15Cette exposition de la personnalité de Lousteau par l’œuvre fictive évite au lecteur d’avoir besoin de connaître la vie antérieure de Lousteau, à travers toutes ses apparitions dans d’autres œuvres de La Comédie humaine. Grâce à ces révélations, le lecteur peut anticiper les actions de Lousteau et son comportement envers Dinah à la fin du roman. Et en conséquence, lorsqu’il abordera d’autres textes balzaciens où Lousteau revient, le lecteur sera en mesure de comprendre ses actions et son comportement envers d’autres personnages et dans d’autres situations. Ainsi, l’œuvre fictive rend possible ces rapports qui dépassent la question de la simple chronologie, non seulement à l’intérieur de La Muse du département mais également dans La Comédie humaine, considérée ici comme composition cohérente.

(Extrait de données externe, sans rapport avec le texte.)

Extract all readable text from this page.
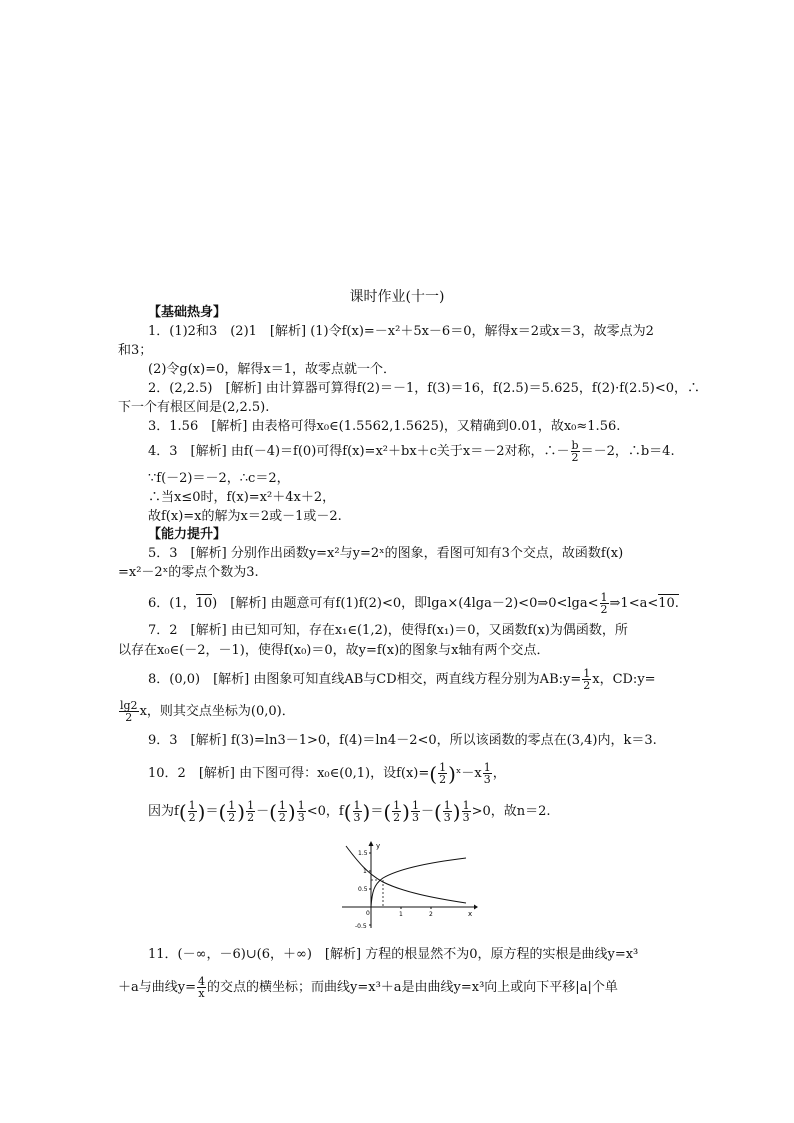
课时作业(十一)
【基础热身】
1．(1)2和3　(2)1　[解析] (1)令f(x)=－x²＋5x－6＝0，解得x＝2或x＝3，故零点为2
和3；
(2)令g(x)=0，解得x＝1，故零点就一个．
2．(2,2.5)　[解析] 由计算器可算得f(2)＝－1，f(3)＝16，f(2.5)＝5.625，f(2)·f(2.5)<0，∴
下一个有根区间是(2,2.5).
3．1.56　[解析] 由表格可得x₀∈(1.5562,1.5625)，又精确到0.01，故x₀≈1.56.
4．3　[解析] 由f(－4)＝f(0)可得f(x)=x²＋bx＋c关于x＝－2对称，∴－ $\frac{b}{2} =-2$，∴b＝4.
∵f(－2)＝－2，∴c＝2，
∴当x≤0时，f(x)=x²＋4x＋2，
故f(x)=x的解为x＝2或－1或－2.
【能力提升】
5．3　[解析] 分别作出函数y=x²与y=2ˣ的图象，看图可知有3个交点，故函数f(x)
=x²－2ˣ的零点个数为3.
6．(1，10)　[解析] 由题意可有f(1)f(2)<0，即lga×(4lga－2)<0⇒0<lga< $\frac{1}{2}$ ⇒1<a<10.
7．2　[解析] 由已知可知，存在x₁∈(1,2)，使得f(x₁)＝0，又函数f(x)为偶函数，所
以存在x₀∈(－2，－1)，使得f(x₀)＝0，故y=f(x)的图象与x轴有两个交点．
8．(0,0)　[解析] 由图象可知直线AB与CD相交，两直线方程分别为AB:y= $\frac{1}{2}$ x，CD:y=
$\frac{\lg 2}{2}$ x，则其交点坐标为(0,0)．
9．3　[解析] f(3)=ln3－1>0，f(4)＝ln4－2<0，所以该函数的零点在(3,4)内，k＝3.
10．2　[解析] 由下图可得：x₀∈(0,1)，设$f(x)=( \frac{1}{2}$ )ˣ－x $\frac{1}{3}$ ，
因为$f( \frac{1}{2}$ )＝( $\frac{1}{2}$ ) $\frac{1}{2}$ －( $\frac{1}{2}$ ) $\frac{1}{3} <0$，$f( \frac{1}{3}$ )＝( $\frac{1}{2}$ ) $\frac{1}{3}$ －( $\frac{1}{3}$ ) $\frac{1}{3} >0$，故n＝2.
y
x
1.5
1
0.5
-0.5
0	1	2
11．(－∞，－6)∪(6，＋∞)　[解析] 方程的根显然不为0，原方程的实根是曲线y=x³
＋a与曲线$y= \frac{4}{x}$ 的交点的横坐标；而曲线y=x³＋a是由曲线y=x³向上或向下平移|a|个单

16L’œuvre fictive nous en apprend aussi énormément sur le personnage de Dinah. En effet, cette dernière essaie de combler les vides du roman anonyme (Olympia ou les Vengeances romaines) par identification avec sa protagoniste. Elle devient de plus en plus agitée par l’intrigue de l’œuvre fictive mais aussi par celle de La Muse du département en déclarant (pendant que Lousteau lit un fragment) :
Je connais tout : Je suis à Rome, je vois le cadavre d’un mari assassiné dont la femme audacieuse et perverse, a établi son lit sur un cratère. À chaque nuit, à chaque plaisir, elle se dit : « Tout va se découvrir ! … »9
17Cette femme « audacieuse » et « perverse » est à la fois Olympia, l’héroïne de l’œuvre fictive, mais aussi Dinah, qui anticipe son infidélité envers son mari. Il s’agit donc de nouveau d’un certain effet d’annonce déclenché par l’œuvre fictive qui révèle au lecteur les motivations et les actions futures des personnages. Lorsque Lousteau cherche un mot pour qualifier Olympia, l’héroïne de l’œuvre fictive, Dinah n’arrive pas à s’empêcher de s’exclamer : « Une femme de trente ans ! ». Cette réaction provoquée par l’œuvre fictive fait référence à la typologie balzacienne des personnages féminins (« la femme de trente ans »10, « la femme supérieure »11, etc.), révélant ainsi le « personnage-type » auquel appartient Dinah. Cela établit également un lien thématique avec une autre œuvre de La Comédie humaine, une autre histoire d’adultère, intitulée La Femme de trente ans. Les rapports engendrés par l’œuvre fictive sont donc aussi bien à l’œuvre au niveau micro-textuel qu’ils le sont au niveau macro-textuel.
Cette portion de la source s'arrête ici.